Perhaps there are plans to build two Millennium Domes: one for each class. There could be a Capitalist Dome (with real jam in the doughnut and fresh cream on top) where the answers to Mandelson's questions could be answered pretty swiftly. Who Are We? A class of people who are entitled to live without working because we possess enough property to make others work for us. Where do we live? In the very best homes that money can pay to have built. What do we do? We enjoy ourselves at the expense of the time stolen from the vast majority who have spent the last century accepting a system where we do what we like while they do as they're told.
Then there will be the jam-tomorrow doughnut for the proles. Who are we?

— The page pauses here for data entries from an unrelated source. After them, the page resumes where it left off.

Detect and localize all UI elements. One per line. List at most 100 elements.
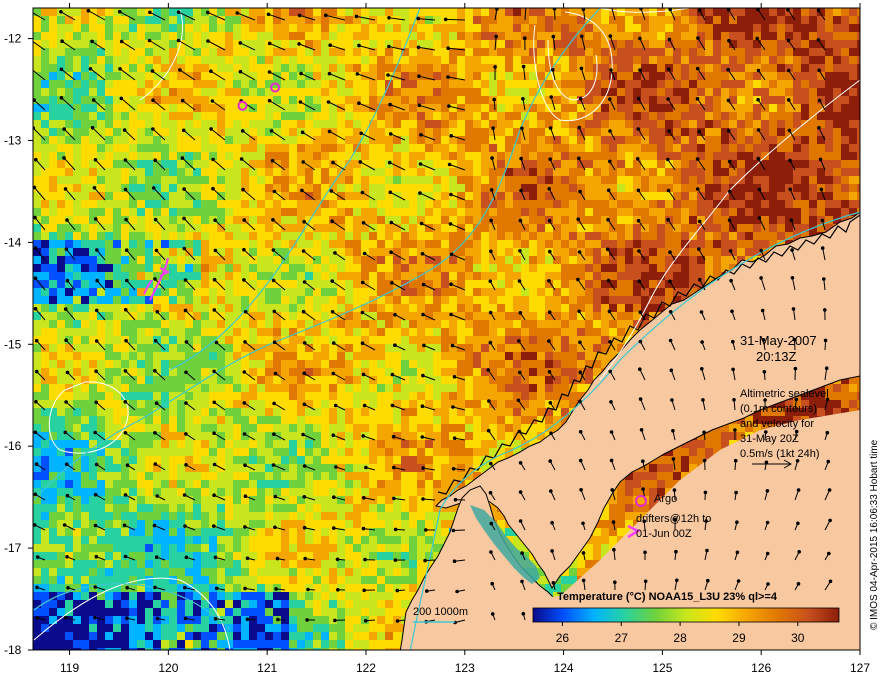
sst-pixel bbox=[521, 208, 529, 216]
sst-pixel bbox=[225, 24, 233, 32]
sst-pixel bbox=[137, 304, 145, 312]
sst-pixel bbox=[65, 256, 73, 264]
sst-pixel bbox=[617, 168, 625, 176]
sst-pixel bbox=[825, 64, 833, 72]
sst-pixel bbox=[761, 144, 769, 152]
sst-pixel bbox=[393, 8, 401, 16]
sst-pixel bbox=[377, 40, 385, 48]
sst-pixel bbox=[449, 56, 457, 64]
sst-pixel bbox=[569, 112, 577, 120]
sst-pixel bbox=[273, 200, 281, 208]
sst-pixel bbox=[561, 280, 569, 288]
sst-pixel bbox=[265, 152, 273, 160]
sst-pixel bbox=[705, 192, 713, 200]
sst-pixel bbox=[785, 200, 793, 208]
sst-pixel bbox=[257, 176, 265, 184]
sst-pixel bbox=[329, 192, 337, 200]
sst-pixel bbox=[385, 336, 393, 344]
sst-pixel bbox=[49, 296, 57, 304]
sst-pixel bbox=[169, 224, 177, 232]
sst-pixel bbox=[585, 160, 593, 168]
sst-pixel bbox=[521, 64, 529, 72]
sst-pixel bbox=[241, 256, 249, 264]
sst-pixel bbox=[417, 256, 425, 264]
sst-pixel bbox=[81, 160, 89, 168]
sst-pixel bbox=[49, 272, 57, 280]
sst-pixel bbox=[345, 104, 353, 112]
sst-pixel bbox=[337, 184, 345, 192]
sst-pixel bbox=[689, 48, 697, 56]
sst-pixel bbox=[849, 24, 857, 32]
sst-pixel bbox=[209, 240, 217, 248]
sst-pixel bbox=[601, 56, 609, 64]
sst-pixel bbox=[657, 176, 665, 184]
sst-pixel bbox=[513, 288, 521, 296]
sst-pixel bbox=[49, 184, 57, 192]
sst-pixel bbox=[249, 176, 257, 184]
sst-pixel bbox=[65, 344, 73, 352]
sst-pixel bbox=[473, 304, 481, 312]
sst-pixel bbox=[665, 200, 673, 208]
sst-pixel bbox=[281, 184, 289, 192]
sst-pixel bbox=[825, 48, 833, 56]
sst-pixel bbox=[721, 216, 729, 224]
sst-pixel bbox=[233, 296, 241, 304]
sst-pixel bbox=[345, 288, 353, 296]
sst-pixel bbox=[577, 232, 585, 240]
sst-pixel bbox=[625, 80, 633, 88]
sst-pixel bbox=[41, 224, 49, 232]
sst-pixel bbox=[425, 128, 433, 136]
sst-pixel bbox=[201, 144, 209, 152]
sst-pixel bbox=[713, 64, 721, 72]
sst-pixel bbox=[601, 272, 609, 280]
sst-pixel bbox=[625, 176, 633, 184]
sst-pixel bbox=[161, 144, 169, 152]
sst-pixel bbox=[649, 32, 657, 40]
sst-pixel bbox=[569, 72, 577, 80]
sst-pixel bbox=[457, 304, 465, 312]
sst-pixel bbox=[57, 104, 65, 112]
sst-pixel bbox=[81, 40, 89, 48]
sst-pixel bbox=[273, 240, 281, 248]
sst-pixel bbox=[289, 384, 297, 392]
sst-pixel bbox=[401, 320, 409, 328]
sst-pixel bbox=[521, 360, 529, 368]
sst-pixel bbox=[369, 328, 377, 336]
sst-pixel bbox=[537, 336, 545, 344]
sst-pixel bbox=[49, 168, 57, 176]
sst-pixel bbox=[193, 296, 201, 304]
sst-pixel bbox=[353, 376, 361, 384]
sst-pixel bbox=[673, 88, 681, 96]
sst-pixel bbox=[353, 312, 361, 320]
sst-pixel bbox=[505, 368, 513, 376]
sst-pixel bbox=[177, 160, 185, 168]
sst-pixel bbox=[105, 152, 113, 160]
sst-pixel bbox=[713, 40, 721, 48]
sst-pixel bbox=[449, 8, 457, 16]
sst-pixel bbox=[73, 272, 81, 280]
sst-pixel bbox=[113, 336, 121, 344]
sst-pixel bbox=[257, 280, 265, 288]
sst-pixel bbox=[809, 80, 817, 88]
sst-pixel bbox=[89, 32, 97, 40]
sst-pixel bbox=[713, 192, 721, 200]
sst-pixel bbox=[713, 248, 721, 256]
sst-pixel bbox=[705, 32, 713, 40]
sst-pixel bbox=[209, 352, 217, 360]
sst-pixel bbox=[49, 16, 57, 24]
sst-pixel bbox=[265, 56, 273, 64]
sst-pixel bbox=[801, 56, 809, 64]
sst-pixel bbox=[201, 216, 209, 224]
sst-pixel bbox=[521, 336, 529, 344]
sst-pixel bbox=[449, 80, 457, 88]
sst-pixel bbox=[297, 104, 305, 112]
sst-pixel bbox=[441, 344, 449, 352]
sst-pixel bbox=[473, 152, 481, 160]
sst-pixel bbox=[113, 24, 121, 32]
sst-pixel bbox=[657, 200, 665, 208]
sst-pixel bbox=[161, 32, 169, 40]
sst-pixel bbox=[737, 32, 745, 40]
sst-pixel bbox=[153, 376, 161, 384]
sst-pixel bbox=[321, 176, 329, 184]
sst-pixel bbox=[441, 184, 449, 192]
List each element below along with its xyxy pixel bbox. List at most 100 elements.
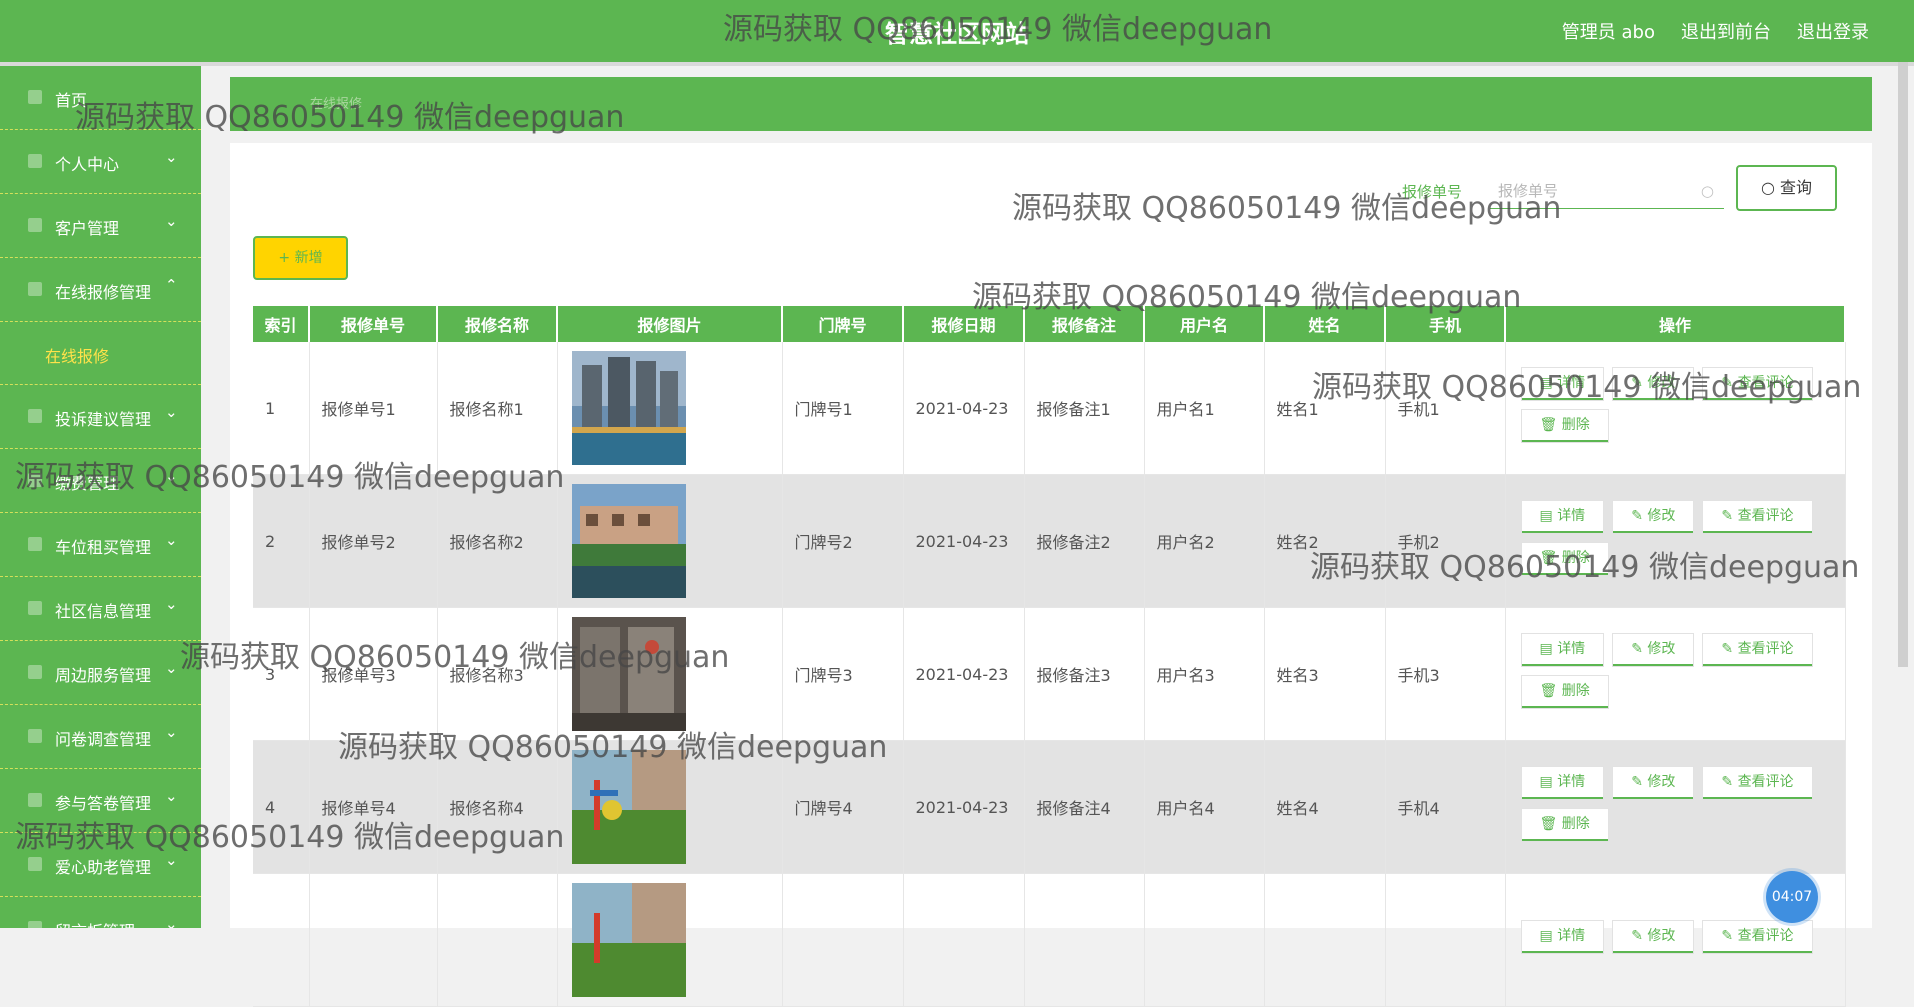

A class that exists to be exploited so that a minority may be enriched? Where do we live? On the whole, in places where we would not choose to live, can just about afford to rent or mortgage, and the Queen Mother wouldn't see fit to keep her horses.
What do we do?
Well, that's the question, isn't it? Do we really allow ourselves to be taken in by such unadulterated garbage as Mandelson's millennial festival? Do we allow ourselves to be taken in by his party and the system it seeks to continue? Do we really envisage another century of this madness of class division and production for profit rather than need? Do we accept this spectre which is haunting the coming millennium—the spectre of endless capitalism? Or do we peak through the crack in the dome and see the chance of a world developed in the image of humanity?